Le gouvernement n’est pas contraint de le suivre, ni de revoir sa copie. Mais l’analyse de l’Autorité de la concurrence montre à quel point les réticences restent vives vis-à-vis de la vente en ligne de médicaments sans ordonnance. Elle note que, par rapport à l’arrêté précédent, de nouvelles exigences sont venues s’ajouter : par exemple, le pharmacien doit « le cas échéant » solliciter, à l’occasion d’une commande en ligne, des résultats d’analyses ou le diagnostic du médecin. « Des informations pourtant couvertes par le secret médical », qui ne sont pas nécessairement demandées dans le cadre de la vente au comptoir, et qui, en raison des échanges de mails, risquent de « rallonger de façon excessive les délais de commande et limiter l’intérêt pour les patients de recourir à ce mode de dispensation », déplore l’Autorité. Au total, les contraintes propres à la vente par Internet, qu’il s’agisse des règles de délivrance ou des obligations de stockage, vont au-delà des impératifs de sécurité sanitaire. Elles sont telles qu’elles ont toutes les chances de décourager le développement des cyberpharmacies. Quant aux consommateurs, tout semble fait pour les dissuader d’acheter sur des sites français, et pour les orienter vers des sites francophones étrangers, voire des sites commercialisant des médicaments contrefaits…

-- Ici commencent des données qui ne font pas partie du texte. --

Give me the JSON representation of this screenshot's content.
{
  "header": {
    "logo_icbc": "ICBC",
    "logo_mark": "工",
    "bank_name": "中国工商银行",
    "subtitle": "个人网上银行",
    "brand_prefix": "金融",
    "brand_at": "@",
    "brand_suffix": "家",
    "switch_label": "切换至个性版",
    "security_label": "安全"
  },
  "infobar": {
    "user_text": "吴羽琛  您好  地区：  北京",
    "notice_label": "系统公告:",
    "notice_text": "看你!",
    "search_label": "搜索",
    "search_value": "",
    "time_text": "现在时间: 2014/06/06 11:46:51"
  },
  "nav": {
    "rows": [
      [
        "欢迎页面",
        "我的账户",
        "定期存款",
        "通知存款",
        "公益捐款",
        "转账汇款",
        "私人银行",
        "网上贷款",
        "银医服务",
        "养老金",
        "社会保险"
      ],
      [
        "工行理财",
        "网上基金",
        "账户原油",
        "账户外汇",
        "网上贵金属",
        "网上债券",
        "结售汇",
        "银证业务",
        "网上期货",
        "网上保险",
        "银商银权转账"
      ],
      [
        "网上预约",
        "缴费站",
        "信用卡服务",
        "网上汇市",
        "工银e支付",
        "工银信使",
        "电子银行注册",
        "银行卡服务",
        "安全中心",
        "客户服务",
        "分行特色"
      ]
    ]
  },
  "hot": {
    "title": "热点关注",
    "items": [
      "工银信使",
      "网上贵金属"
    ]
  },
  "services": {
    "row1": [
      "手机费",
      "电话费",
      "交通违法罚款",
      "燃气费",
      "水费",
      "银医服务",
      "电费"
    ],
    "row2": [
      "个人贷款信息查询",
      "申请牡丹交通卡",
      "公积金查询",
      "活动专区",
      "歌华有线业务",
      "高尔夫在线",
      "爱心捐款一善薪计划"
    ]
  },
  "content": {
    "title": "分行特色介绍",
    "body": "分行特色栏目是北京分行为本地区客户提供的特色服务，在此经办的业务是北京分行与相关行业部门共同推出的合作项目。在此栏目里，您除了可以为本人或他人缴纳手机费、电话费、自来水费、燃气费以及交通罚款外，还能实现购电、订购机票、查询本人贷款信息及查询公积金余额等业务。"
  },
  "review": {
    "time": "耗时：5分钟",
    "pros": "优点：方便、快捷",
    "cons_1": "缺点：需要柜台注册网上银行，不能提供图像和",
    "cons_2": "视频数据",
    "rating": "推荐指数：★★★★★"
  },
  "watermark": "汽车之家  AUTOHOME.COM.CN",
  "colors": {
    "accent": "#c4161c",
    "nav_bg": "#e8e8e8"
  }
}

Dans sa conclusion, l’Autorité de la concurrence recommande de permettre aux pharmaciens d’ajuster pour chaque commande « le niveau d’information à recueillir en fonction du médicament délivré », comme c’est le cas en officine. Et d’assouplir les règles exigeant que le traitement des commandes en ligne se fasse dans des locaux à proximité immédiate de l’officine. Et en attendant la publication des deux arrêtés, c’est l’ordonnance du 31 décembre 2012, très générale, qui régit la vente en ligne de médicaments.